Pakistan – A Heaven for Religious Tourism
By Noor Tariq
Hinduism, Buddhism, and Sikhism are three of the most widely followed religions in the world. Owing to it’s regional location, Pakistan is home to all three of these religions collectively. Many pilgrimage sites, as old as 5000 years, can be found in the country. Moreover, holy sites for other primeval religions like the Brahman, Greek and Aryan are also located here, which truly makes Pakistan a heaven for religious tourism. The TDCP identifies 120 religious sites in Pakistan, and another 26 of both religious and historical importance.
Punjab alone homes five extremely important religious sites for the Sikhs. Once upon a time, it served as the center of the single Sikh empire in history. Baba Guru Nanak, the creator of the Sikh religion was born in Punjab. His birthplace, Nankaha Sahab, is therefore present inside Pakistan, and is visited by many Sikhs all round the year.
Another holy site, known as Punja Sahib, is located in the Town of Hasan Abdal. Guru Nanaks handprint, which is of utmost holy importance to the Sikhs, is imprinted on a stone placed in the Gurdwara.
Many Buddhist sites of worship also exist in Pakistan, mainly in the Gandhara region which includes Mardan, Taxila and Swat. To begin with, Taxila possesses a Mesolithic cave and the archaeological remains of many Buddhist monasteries. Recently, archeologists in Pakistan have excavated an 1,800-year-old Buddhist stupa and an amassment of relics and antiquities at a site in northwestern Pakistan, where other stupas of Gautam Buddha, the founder of Buddhism can also be found. A 48-feet-long Buddha was also discovered in Haripur, making it the world’s oldest sleeping Buddha statue. These remains are proof of the civilisation that resided here once.
Similarly, Takht-i-Bhai, a small town situated 99 miles from Islamabad, holds an ancient monastery belonging to the 1st century. Many Buddhists come to see this site every year, making it the most visited Buddhist site in Pakistan. Moreover, 1300 years ago, the Korean monk Hyecho travelled to the region which is now Pakistan, and has therefore made it an important origin for Korean Buddhists.
In northeastern Chakwal, the Katas Raj temple can be found. This is a complex of various Hindu temples, all at walking distance from one another. A lake of extreme religious importance is also present here, which is believed to be filled by the tears of a Lord of the Hindus, known as Shiva. Another Hindu temple, known as Sadhu Bela, resides in southern Sukkur district. These temples receive many visitors through the year.
The Shri Hinglaj Mata temple in Hingol National Park receives the largest Hindu pilgrimage in Pakistan, where the Shrine of Goddess Hinglaj is built.
Second to Shri Hinglaj Mata is the Temple of Rama Pir, located in Sindh. It receives the second largest influx of Hindu pilgrimage in Pakistan annually.
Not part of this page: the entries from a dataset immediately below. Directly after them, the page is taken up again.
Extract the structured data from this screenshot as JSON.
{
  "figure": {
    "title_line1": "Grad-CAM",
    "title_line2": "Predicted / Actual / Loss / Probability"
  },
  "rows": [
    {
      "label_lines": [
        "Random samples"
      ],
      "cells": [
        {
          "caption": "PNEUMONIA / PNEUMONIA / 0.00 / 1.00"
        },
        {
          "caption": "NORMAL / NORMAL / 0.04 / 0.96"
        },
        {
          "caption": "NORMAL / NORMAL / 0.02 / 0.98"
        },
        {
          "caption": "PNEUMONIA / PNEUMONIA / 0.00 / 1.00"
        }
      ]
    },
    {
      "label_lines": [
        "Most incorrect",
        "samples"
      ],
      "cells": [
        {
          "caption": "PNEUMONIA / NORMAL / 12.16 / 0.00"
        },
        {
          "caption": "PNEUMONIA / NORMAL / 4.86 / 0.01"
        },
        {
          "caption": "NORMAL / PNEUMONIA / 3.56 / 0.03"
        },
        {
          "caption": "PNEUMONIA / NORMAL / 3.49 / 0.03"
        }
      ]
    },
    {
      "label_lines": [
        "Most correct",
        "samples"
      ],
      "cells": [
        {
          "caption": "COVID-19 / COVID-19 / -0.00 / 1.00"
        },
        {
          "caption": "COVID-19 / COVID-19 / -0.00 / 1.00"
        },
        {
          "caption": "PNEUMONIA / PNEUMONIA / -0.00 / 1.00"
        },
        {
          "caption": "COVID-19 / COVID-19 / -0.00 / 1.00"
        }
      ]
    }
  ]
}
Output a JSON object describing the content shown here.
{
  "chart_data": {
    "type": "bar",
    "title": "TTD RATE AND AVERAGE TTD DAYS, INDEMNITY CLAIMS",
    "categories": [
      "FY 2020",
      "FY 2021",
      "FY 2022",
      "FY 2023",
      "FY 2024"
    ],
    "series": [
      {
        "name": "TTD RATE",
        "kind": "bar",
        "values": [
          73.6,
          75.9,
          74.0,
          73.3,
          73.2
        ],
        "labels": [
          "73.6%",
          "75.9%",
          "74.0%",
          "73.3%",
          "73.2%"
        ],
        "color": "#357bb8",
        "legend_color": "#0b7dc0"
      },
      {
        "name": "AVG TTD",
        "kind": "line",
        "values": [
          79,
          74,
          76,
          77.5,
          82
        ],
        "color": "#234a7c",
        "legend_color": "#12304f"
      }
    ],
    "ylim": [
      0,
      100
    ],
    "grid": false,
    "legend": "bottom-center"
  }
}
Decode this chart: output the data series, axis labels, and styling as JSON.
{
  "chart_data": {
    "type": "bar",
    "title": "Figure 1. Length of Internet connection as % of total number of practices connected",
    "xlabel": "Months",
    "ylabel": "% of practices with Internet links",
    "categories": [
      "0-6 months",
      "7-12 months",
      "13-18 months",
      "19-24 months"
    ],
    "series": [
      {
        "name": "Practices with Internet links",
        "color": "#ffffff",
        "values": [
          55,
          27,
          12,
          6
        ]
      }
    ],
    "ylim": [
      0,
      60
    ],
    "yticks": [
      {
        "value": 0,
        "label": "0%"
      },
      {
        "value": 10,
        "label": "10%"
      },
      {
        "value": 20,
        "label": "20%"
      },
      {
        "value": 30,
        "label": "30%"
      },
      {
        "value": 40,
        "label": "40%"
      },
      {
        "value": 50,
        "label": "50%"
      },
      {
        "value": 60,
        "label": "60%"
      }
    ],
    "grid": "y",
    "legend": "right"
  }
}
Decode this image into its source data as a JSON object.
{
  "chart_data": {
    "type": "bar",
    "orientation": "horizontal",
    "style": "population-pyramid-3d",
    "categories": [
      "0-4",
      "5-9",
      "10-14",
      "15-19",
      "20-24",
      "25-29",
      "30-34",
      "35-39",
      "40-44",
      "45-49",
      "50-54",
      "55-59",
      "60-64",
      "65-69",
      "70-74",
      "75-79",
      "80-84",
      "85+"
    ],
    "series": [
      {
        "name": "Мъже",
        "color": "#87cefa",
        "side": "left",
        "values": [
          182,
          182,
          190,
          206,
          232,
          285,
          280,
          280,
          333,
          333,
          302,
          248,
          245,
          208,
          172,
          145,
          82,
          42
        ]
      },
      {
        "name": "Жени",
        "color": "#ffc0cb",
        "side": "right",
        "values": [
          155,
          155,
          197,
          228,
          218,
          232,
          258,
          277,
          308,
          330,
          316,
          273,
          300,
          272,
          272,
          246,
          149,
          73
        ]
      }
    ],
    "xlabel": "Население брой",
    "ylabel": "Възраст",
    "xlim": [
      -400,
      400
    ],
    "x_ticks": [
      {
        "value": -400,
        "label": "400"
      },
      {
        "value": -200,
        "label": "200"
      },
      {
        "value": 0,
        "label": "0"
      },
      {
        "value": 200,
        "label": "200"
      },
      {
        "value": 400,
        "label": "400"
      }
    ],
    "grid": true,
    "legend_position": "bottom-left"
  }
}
Moreover, the Umarkot Shiv Mandir organizes an annual Shivrathri festival, known to be one of the biggest religious festivals in Pakistan. This festival is celebrate in honor of the Hindus God Shiva.
Pakistan has a lot more potential for religious tourism that still remains untapped unfortunately. However, the right marketing and infrastructure can bring in a lot of tourists, whilst opening the doors of the country to people belonging to all religious backgrounds.